Die private Nutzung des Internets ist verlockend, weil sie auch am Arbeitsplatz schnell und leicht möglich ist. Wenn Arbeitnehmer das Surfen im Internet massiv betreiben, führt dies zu Kosten, weil die Arbeitskraft des Arbeitnehmers dem Arbeitgeber in der Zeit des Surfens nicht zur Verfügung steht. Wenn ein Arbeitnehmer so exzessiv in der virtuellen Welt unterwegs ist, wie in dem Fall, den das LAG Berlin-Brandenburg am 14.1.2016 (5 Sa 657/16 – derzeit nur Pressemitteilung) entschieden hat, dann will der Arbeitgeber kündigen. Doch der Teufel steckt hierbei im Detail.

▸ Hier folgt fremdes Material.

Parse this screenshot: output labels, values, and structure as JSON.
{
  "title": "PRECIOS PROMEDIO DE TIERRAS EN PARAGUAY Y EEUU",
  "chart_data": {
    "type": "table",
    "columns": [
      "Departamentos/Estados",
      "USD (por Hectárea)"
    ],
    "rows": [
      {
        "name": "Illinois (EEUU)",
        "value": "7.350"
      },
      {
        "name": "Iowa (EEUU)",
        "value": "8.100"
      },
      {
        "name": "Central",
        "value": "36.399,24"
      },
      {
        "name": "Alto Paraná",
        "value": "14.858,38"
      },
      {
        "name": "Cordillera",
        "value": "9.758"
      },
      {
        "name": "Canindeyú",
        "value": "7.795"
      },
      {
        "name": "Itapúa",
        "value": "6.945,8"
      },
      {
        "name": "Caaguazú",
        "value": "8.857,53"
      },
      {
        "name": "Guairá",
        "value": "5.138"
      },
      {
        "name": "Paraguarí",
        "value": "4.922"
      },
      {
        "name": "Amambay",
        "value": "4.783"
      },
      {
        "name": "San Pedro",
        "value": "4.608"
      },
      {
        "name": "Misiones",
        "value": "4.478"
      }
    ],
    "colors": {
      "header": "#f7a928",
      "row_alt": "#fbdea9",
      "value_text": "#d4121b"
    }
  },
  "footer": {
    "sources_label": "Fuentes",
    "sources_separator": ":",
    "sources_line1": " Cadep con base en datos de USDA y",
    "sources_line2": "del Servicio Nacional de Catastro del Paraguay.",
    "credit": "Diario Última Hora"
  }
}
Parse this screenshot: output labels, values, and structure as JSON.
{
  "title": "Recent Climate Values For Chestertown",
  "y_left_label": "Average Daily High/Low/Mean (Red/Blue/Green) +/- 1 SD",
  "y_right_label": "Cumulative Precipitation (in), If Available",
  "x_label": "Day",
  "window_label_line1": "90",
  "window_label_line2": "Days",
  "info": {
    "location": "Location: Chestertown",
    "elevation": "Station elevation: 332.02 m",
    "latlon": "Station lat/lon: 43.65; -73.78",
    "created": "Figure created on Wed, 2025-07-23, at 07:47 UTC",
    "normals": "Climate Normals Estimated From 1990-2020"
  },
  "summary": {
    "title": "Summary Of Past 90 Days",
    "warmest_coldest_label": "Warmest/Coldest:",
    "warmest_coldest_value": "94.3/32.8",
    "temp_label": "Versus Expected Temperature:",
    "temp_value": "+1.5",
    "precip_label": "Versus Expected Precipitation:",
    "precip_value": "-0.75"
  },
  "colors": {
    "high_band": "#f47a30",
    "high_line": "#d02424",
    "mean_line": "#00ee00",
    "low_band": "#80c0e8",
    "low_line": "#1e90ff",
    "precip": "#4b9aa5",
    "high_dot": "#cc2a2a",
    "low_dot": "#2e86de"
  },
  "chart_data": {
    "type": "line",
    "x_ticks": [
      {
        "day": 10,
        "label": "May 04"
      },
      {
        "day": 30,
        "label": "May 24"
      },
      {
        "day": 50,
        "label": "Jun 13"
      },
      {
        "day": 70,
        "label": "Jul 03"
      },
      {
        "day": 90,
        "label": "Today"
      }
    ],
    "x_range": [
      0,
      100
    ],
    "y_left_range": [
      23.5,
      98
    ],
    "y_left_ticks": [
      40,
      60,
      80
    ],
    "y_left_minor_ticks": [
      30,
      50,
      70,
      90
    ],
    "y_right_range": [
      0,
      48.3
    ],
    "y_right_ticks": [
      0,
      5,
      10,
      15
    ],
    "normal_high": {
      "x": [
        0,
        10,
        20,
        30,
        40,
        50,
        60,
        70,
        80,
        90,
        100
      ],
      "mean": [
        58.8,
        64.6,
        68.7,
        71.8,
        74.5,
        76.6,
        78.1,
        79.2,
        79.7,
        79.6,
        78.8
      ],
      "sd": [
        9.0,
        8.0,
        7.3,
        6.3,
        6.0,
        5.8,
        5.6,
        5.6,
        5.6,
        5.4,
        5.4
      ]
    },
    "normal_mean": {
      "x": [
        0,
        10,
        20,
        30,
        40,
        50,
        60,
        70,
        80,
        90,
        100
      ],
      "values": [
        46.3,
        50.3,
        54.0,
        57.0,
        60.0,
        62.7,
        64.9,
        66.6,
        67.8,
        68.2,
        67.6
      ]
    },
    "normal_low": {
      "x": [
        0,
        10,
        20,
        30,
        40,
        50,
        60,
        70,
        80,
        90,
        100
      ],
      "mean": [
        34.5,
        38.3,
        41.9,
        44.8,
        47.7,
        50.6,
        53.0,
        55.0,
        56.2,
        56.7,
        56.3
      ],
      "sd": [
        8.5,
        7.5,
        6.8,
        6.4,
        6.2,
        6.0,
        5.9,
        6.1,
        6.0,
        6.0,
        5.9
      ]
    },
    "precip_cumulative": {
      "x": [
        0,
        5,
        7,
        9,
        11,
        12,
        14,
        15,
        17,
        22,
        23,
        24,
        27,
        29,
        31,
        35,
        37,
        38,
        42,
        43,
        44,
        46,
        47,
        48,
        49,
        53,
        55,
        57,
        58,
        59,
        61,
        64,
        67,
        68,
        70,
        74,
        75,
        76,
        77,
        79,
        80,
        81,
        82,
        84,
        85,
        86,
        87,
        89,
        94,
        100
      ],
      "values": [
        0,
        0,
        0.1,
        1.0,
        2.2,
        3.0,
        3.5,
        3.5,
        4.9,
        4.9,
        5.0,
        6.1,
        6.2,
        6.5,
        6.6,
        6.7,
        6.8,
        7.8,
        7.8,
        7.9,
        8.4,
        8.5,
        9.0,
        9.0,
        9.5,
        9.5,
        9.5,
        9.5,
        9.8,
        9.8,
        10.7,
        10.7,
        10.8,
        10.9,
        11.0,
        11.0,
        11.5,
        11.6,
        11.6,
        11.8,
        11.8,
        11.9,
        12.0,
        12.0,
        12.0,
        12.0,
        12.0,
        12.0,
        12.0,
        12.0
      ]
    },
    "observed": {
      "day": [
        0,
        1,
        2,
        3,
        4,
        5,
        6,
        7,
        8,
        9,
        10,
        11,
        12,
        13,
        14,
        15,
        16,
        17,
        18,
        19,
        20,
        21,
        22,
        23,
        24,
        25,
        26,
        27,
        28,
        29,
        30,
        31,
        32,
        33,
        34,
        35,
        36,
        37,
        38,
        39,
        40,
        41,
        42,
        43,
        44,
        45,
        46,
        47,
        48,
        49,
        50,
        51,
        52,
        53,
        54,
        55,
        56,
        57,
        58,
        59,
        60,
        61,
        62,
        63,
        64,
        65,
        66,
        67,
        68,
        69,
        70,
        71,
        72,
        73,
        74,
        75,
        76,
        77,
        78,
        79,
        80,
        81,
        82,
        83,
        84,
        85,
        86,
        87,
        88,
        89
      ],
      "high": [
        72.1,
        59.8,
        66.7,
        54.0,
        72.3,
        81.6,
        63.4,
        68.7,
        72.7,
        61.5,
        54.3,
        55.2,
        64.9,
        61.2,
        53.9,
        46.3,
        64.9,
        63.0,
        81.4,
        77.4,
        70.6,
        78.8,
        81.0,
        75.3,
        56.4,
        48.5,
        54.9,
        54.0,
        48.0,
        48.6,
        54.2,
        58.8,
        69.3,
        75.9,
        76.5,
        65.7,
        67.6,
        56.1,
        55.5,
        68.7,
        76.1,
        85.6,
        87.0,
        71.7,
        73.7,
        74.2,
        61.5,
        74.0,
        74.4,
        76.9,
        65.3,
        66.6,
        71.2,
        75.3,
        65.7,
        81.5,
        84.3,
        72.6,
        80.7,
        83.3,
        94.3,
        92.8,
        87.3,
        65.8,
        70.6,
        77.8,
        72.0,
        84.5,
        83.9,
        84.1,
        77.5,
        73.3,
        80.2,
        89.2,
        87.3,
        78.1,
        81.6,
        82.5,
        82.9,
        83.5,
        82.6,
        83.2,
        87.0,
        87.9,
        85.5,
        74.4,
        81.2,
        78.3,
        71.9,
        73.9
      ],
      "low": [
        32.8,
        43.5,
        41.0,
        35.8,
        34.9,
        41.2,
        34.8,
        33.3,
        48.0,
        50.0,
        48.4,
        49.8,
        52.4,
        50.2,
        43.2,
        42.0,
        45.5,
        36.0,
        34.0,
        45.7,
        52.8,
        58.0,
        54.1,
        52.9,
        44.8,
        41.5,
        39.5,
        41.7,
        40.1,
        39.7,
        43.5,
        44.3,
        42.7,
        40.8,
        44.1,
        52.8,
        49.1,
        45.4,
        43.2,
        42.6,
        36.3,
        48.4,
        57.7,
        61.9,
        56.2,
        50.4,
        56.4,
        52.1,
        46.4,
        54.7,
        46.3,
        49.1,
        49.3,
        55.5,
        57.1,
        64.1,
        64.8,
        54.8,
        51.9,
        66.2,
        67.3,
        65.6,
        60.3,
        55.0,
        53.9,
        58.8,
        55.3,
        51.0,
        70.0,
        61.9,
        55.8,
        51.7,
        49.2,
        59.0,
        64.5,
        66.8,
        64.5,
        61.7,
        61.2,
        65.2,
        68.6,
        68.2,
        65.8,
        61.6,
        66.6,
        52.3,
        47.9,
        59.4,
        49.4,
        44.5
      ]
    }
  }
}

Soweit es sich aus den dürren Worten der Pressemitteilung des LAG entnehmen lässt, hat ein Arbeitnehmer innerhalb eines Zeitraumes von 30 Tagen ganze 5 Tage lang privat im Internet gesurft. Bei dem Arbeitgeber herrschte ein halbherziges Verbot der privaten Internetnutzung. Das LAG spricht von einer „Überlassung des Dienstrechners zur privaten Nutzung allenfalls in Ausnahmefällen in den Pausen“. Dies ist schon mal ein guter Ansatz. Immerhin kann man die erlaubte Nutzung von der unerlaubten Nutzung dann abgrenzen, wenn es festgelegte Pausen gibt und die Mitarbeiter keine Vertrauensarbeitszeit haben. Wie genau es sich bei diesem Arbeitgeber verhielt, lässt sich der PM nicht entnehmen. Es stellt sich jedoch vielmehr die Frage, wie genau der Arbeitgeber an die Information gekommen ist, dass der Mitarbeiter privat im Internet unterwegs war.

Er hatte die Browserdaten ausgewertet und das Ganze, ohne den Mitarbeiter vorher in Kenntnis zu setzen oder um Erlaubnis zu bitten. Das kann bei Gericht zu einem Beweisverwertungsverbot führen, wenn die erlangten Beweise (hier: Browserdaten) unter Verstoß gegen die Persönlichkeitsrechte des Arbeitnehmers erlangt worden sind.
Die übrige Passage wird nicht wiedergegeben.